Modern industries are rapidly transforming under the pressures of technology disruption, environmental challenges, and energy transitions. Developing a workforce with engineering, innovation, and systems-thinking skills has become essential for national development.
The Technology Hackathon 2025—organised by EEC Automation Park, Faculty of Engineering, Burapha University—created a hands-on learning space for upper secondary and vocational (certificate-level) students to develop smart innovations addressing sustainability challenges in the environment and energy sectors. With strong industry collaboration, the project contributes to building an innovation ecosystem, strengthening human capital, and supporting sustainable industrial development in the EEC and beyond.
Project Coordinator: EEC Automation Park
Objectives:
- To promote hands-on learning in engineering, technology, and innovation
- To develop design thinking, teamwork, and engineering problem-solving skills
- To create innovation prototypes with potential for real industrial application
- To strengthen collaboration among the university, industry partners, and youth communities
- To cultivate the mindset of using technology for sustainable development
Program Activities:
The program used a blended learning approach: starting with an online bootcamp to build foundations, followed by an onsite workshop at EEC Automation Park for practical training, and culminating in a 32-hour continuous hackathon.

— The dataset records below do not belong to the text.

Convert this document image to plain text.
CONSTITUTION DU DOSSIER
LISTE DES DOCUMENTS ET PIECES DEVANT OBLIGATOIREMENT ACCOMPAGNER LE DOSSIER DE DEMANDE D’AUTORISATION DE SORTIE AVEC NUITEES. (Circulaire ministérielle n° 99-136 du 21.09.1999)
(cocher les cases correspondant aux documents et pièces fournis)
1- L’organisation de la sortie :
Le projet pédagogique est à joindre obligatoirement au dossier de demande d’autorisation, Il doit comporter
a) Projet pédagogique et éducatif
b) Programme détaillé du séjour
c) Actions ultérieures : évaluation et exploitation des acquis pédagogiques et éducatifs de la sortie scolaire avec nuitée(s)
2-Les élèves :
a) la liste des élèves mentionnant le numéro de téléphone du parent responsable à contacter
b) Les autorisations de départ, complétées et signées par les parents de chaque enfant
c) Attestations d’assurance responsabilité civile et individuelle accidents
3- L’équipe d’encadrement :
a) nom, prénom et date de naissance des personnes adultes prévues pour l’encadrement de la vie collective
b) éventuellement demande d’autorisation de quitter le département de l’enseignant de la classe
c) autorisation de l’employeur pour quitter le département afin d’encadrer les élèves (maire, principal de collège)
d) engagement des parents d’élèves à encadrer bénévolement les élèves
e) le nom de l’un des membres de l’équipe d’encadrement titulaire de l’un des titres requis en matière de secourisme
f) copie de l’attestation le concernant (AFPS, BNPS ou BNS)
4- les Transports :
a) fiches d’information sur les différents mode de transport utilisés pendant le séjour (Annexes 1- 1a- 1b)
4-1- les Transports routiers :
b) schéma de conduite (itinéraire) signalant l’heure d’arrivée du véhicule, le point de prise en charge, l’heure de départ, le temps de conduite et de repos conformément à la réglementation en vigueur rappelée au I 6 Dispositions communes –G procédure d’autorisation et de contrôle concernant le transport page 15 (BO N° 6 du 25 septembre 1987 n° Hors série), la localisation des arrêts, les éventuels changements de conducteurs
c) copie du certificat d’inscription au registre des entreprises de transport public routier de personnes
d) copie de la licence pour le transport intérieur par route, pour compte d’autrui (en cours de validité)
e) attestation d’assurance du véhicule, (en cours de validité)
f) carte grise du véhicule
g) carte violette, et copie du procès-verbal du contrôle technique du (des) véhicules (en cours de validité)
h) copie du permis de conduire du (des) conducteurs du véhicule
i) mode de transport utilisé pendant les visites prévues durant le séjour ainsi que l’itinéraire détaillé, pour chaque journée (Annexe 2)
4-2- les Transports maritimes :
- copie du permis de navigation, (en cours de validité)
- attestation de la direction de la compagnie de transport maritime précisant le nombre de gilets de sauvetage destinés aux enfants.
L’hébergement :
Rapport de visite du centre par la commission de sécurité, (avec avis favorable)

Teams developed prototypes under defined challenges, supported by mentors from the Faculty of Engineering and industry experts who provided technical guidance and design-process coaching—leading to prototypes that could be presented and evaluated.
Expected Outcomes (Impacts):
Technology Hackathon 2025 generated concrete positive impacts across multiple dimensions:
- Human Capital Development: Participants built skills in engineering, digital technology, IoT, automation, and innovation through real practice—aligned with modern industry needs.

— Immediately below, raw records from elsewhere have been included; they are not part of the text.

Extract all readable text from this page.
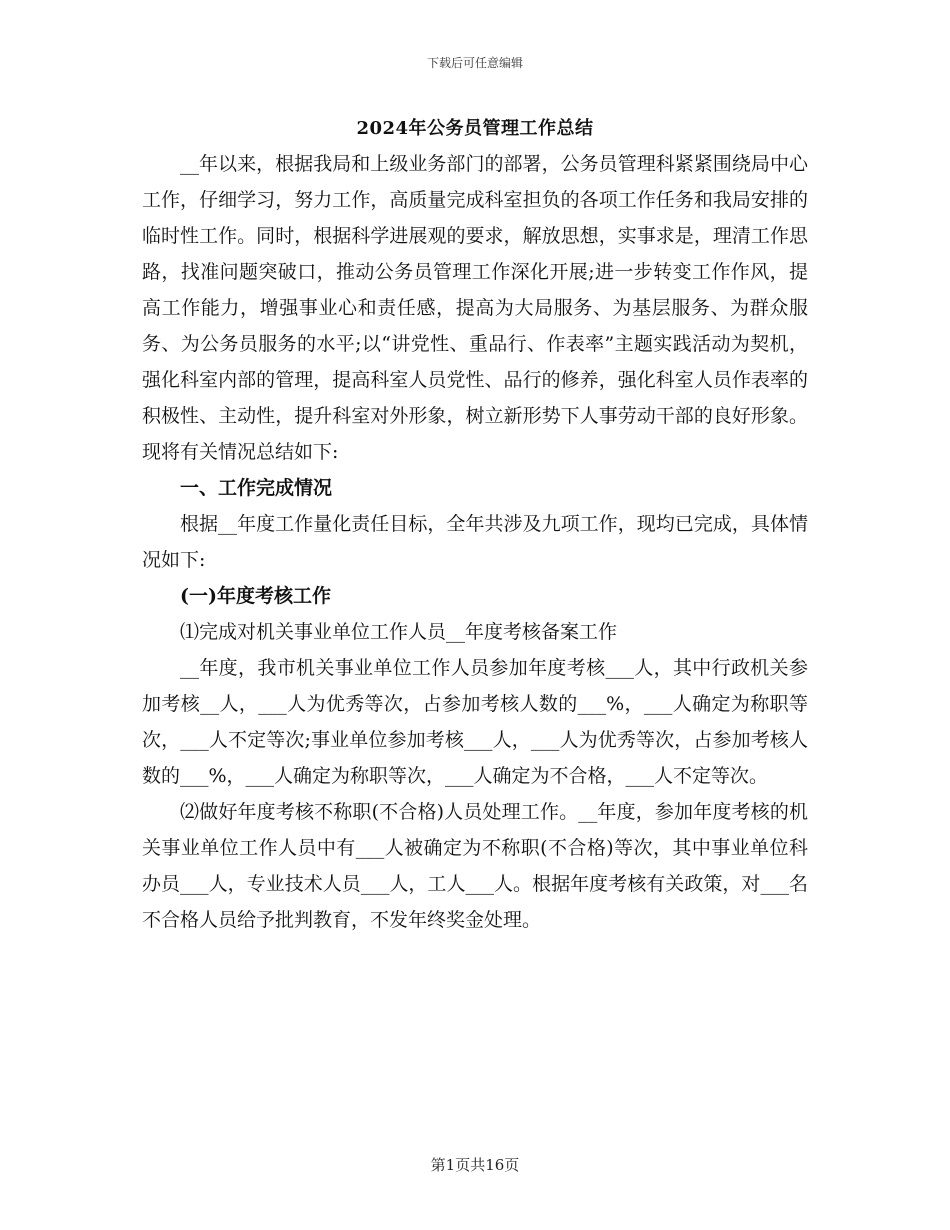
下载后可任意编辑
2024年公务员管理工作总结

__年以来，根据我局和上级业务部门的部署，公务员管理科紧紧围绕局中心工作，仔细学习，努力工作，高质量完成科室担负的各项工作任务和我局安排的临时性工作。同时，根据科学进展观的要求，解放思想，实事求是，理清工作思路，找准问题突破口，推动公务员管理工作深化开展;进一步转变工作作风，提高工作能力，增强事业心和责任感，提高为大局服务、为基层服务、为群众服务、为公务员服务的水平;以“讲党性、重品行、作表率”主题实践活动为契机，强化科室内部的管理，提高科室人员党性、品行的修养，强化科室人员作表率的积极性、主动性，提升科室对外形象，树立新形势下人事劳动干部的良好形象。现将有关情况总结如下:

一、工作完成情况

根据__年度工作量化责任目标，全年共涉及九项工作，现均已完成，具体情况如下:

(一)年度考核工作

⑴完成对机关事业单位工作人员__年度考核备案工作

__年度，我市机关事业单位工作人员参加年度考核___人，其中行政机关参加考核__人，___人为优秀等次，占参加考核人数的___%，___人确定为称职等次，___人不定等次;事业单位参加考核___人，___人为优秀等次，占参加考核人数的___%，___人确定为称职等次，___人确定为不合格，___人不定等次。

⑵做好年度考核不称职(不合格)人员处理工作。__年度，参加年度考核的机关事业单位工作人员中有___人被确定为不称职(不合格)等次，其中事业单位科办员___人，专业技术人员___人，工人___人。根据年度考核有关政策，对___名不合格人员给予批判教育，不发年终奖金处理。

第1页共16页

- Innovation Outcomes: The project produced prototypes addressing sustainability and safety challenges, such as smart rice field monitoring, fire-response systems, and intelligent energy solutions—demonstrating strong youth potential for real-world technology development.
- Industry and Economic Linkages: Industry partners helped bridge academia and practice through mentorship and opportunities for continuation—especially for winning teams who presented to industry leaders, supporting future commercialisation pathways.
- Social and Sustainability Value: The program nurtured a “technology for society and the environment” mindset, aligning with SDG 9 (Industry, Innovation and Infrastructure) and the Faculty’s sustainability-driven vision.